Leaving Las Vegas Blu-ray Movie, Audio Quality  4.0 of 5

There isn't a lot to Leaving Las Vegas' DTS-HD Master Audio 5.1 surround track. Much of the film involves hushed conversations between lovers, one a depressive drunk, the other a pragmatist, and in small, quiet rooms at that. There are moments in which the soundfield widens -- casinos, bars and restaurants -- but even then the bulk of the mix is handed over to Figgis' sometimes brash jazz score. Still, dialogue is supported perfectly, prioritization is spot on, and dynamics are robust when called upon. Likewise, rear speaker activity is precise and punctual and LFE output is reasonably weighty and supportive. No complaints here.

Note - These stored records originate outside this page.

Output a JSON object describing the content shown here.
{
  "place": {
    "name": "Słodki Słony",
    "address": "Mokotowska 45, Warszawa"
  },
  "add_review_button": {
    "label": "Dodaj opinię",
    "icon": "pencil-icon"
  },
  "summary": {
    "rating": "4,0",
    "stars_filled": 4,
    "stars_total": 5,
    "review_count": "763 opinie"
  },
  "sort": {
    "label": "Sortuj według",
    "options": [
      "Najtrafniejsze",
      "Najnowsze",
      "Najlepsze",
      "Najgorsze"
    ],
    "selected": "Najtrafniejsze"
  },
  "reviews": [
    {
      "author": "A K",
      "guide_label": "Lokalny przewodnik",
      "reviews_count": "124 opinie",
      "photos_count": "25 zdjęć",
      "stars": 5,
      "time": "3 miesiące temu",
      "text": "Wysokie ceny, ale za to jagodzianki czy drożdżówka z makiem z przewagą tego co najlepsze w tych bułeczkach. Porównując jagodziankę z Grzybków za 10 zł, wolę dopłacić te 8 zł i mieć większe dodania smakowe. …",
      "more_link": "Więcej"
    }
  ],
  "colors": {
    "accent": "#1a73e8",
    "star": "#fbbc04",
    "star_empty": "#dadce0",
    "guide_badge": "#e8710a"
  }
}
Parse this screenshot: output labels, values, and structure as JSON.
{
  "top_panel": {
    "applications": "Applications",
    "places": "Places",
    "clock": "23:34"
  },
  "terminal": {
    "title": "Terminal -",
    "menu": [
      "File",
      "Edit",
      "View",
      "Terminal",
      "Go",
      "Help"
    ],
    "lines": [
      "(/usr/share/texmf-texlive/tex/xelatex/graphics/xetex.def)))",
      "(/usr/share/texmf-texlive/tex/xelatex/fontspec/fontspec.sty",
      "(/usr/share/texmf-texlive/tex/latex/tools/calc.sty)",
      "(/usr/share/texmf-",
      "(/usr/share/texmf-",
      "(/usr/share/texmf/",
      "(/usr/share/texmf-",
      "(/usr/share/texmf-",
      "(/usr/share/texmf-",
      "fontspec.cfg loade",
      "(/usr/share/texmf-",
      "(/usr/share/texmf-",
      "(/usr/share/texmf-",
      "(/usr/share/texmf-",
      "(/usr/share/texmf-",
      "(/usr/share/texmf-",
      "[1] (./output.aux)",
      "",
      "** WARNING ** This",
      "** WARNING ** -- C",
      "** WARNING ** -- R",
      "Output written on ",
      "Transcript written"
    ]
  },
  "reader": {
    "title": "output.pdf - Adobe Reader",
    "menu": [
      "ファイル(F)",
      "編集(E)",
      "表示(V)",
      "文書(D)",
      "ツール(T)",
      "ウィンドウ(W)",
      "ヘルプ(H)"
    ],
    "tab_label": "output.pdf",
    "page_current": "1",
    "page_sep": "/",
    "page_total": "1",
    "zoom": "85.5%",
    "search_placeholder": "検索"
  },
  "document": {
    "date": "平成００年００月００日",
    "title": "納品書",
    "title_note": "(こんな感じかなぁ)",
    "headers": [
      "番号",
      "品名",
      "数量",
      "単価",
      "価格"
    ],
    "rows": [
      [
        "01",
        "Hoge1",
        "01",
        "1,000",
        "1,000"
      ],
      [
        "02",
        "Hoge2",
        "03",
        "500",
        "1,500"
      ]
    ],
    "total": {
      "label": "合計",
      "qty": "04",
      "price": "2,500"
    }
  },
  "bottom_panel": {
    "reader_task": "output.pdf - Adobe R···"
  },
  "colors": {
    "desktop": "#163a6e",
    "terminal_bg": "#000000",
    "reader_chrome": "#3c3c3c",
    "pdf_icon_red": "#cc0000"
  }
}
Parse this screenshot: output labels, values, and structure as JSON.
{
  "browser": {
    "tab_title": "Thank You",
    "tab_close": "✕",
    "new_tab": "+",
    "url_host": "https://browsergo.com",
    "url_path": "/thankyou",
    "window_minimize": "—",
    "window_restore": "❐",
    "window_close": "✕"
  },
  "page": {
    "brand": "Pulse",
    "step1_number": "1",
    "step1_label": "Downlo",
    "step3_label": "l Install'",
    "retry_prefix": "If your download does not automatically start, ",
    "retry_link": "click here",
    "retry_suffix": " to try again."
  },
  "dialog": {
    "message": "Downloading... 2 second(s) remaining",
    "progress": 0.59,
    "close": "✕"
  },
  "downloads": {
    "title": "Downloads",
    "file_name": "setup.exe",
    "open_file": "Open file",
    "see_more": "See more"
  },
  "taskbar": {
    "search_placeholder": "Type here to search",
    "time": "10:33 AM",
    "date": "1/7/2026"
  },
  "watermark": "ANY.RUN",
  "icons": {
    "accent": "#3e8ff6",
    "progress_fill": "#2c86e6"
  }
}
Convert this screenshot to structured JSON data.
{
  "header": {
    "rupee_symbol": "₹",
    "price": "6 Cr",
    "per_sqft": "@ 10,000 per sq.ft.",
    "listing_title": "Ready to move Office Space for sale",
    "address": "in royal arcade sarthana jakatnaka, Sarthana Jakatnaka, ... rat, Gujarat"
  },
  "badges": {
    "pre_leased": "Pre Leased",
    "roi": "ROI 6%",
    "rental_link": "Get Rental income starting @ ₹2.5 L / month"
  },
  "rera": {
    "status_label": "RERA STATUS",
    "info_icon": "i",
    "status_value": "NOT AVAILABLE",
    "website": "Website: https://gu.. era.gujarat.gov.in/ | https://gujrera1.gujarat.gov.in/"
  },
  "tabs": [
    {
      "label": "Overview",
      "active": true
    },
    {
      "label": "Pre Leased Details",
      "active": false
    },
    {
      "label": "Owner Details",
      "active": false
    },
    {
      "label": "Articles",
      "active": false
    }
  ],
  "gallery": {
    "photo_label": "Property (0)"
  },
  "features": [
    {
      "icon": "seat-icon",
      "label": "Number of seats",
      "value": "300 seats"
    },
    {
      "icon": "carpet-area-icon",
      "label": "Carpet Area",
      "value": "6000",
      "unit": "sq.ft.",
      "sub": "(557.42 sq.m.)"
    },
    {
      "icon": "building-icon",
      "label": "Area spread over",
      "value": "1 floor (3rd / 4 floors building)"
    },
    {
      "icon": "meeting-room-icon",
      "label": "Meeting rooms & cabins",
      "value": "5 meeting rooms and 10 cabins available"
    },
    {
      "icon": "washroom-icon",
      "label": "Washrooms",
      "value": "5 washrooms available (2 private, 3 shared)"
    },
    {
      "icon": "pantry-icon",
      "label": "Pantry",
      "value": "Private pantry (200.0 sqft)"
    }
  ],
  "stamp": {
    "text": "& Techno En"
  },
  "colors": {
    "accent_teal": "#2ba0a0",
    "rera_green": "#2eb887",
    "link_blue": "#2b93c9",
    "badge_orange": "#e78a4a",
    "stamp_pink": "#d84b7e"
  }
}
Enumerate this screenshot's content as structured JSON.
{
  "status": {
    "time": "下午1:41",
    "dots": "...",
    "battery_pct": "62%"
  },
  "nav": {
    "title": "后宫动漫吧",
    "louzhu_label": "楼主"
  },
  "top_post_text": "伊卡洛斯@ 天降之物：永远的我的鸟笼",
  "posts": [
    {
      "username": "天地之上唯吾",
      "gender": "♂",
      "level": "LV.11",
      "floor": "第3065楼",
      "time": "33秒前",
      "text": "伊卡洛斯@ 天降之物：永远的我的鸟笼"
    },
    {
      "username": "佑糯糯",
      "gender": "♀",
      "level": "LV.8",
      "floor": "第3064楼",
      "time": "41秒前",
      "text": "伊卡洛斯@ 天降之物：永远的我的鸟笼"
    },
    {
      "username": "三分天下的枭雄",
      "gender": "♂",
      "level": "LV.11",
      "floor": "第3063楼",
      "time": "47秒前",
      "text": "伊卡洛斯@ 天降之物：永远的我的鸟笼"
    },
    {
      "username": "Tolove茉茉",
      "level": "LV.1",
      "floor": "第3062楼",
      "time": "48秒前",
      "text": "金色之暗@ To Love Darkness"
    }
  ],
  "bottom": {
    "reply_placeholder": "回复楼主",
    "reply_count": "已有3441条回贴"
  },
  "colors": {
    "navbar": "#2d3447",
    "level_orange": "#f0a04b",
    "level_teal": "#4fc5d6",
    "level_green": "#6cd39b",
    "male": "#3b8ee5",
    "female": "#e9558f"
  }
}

Leaving Las Vegas Blu-ray Movie, Special Features and Extras  1.5 of 5

Two extras are included with the Blu-ray release of Leaving Las Vegas: the film's R-rated theatrical cut and its original theatrical trailer. The unrated cut is billed on the back cover as featuring "explicit footage not seen in theaters," though there's nothing really explicit about it. Sex scenes are lengthened ever so slightly but stick to the same relatively tasteful but blunt approach to sexuality as the rest of the film.


Leaving Las Vegas Blu-ray Movie, Overall Score and Recommendation  3.0 of 5

Leaving Las Vegas is an astonishing film that features two bold, startlingly authentic performances from Nicolas Cage and Elizabeth Shue. The actors disappear from view, leaving only two pained individuals struggling to endure the trials and tribulations of lives better left unlived; lovers who discover their humanity through one another without spite, judgement or failing. Unfortunately, Sandpiper Pictures' Blu-ray release of the film isn't quite all I had hoped. Its video presentation is dated and problematic; hardly the remaster the film deserves. But at least its audio is strong. The fact that it includes both the theatrical and unrated cuts of the film is also a boon (even if there are very few differences between the two).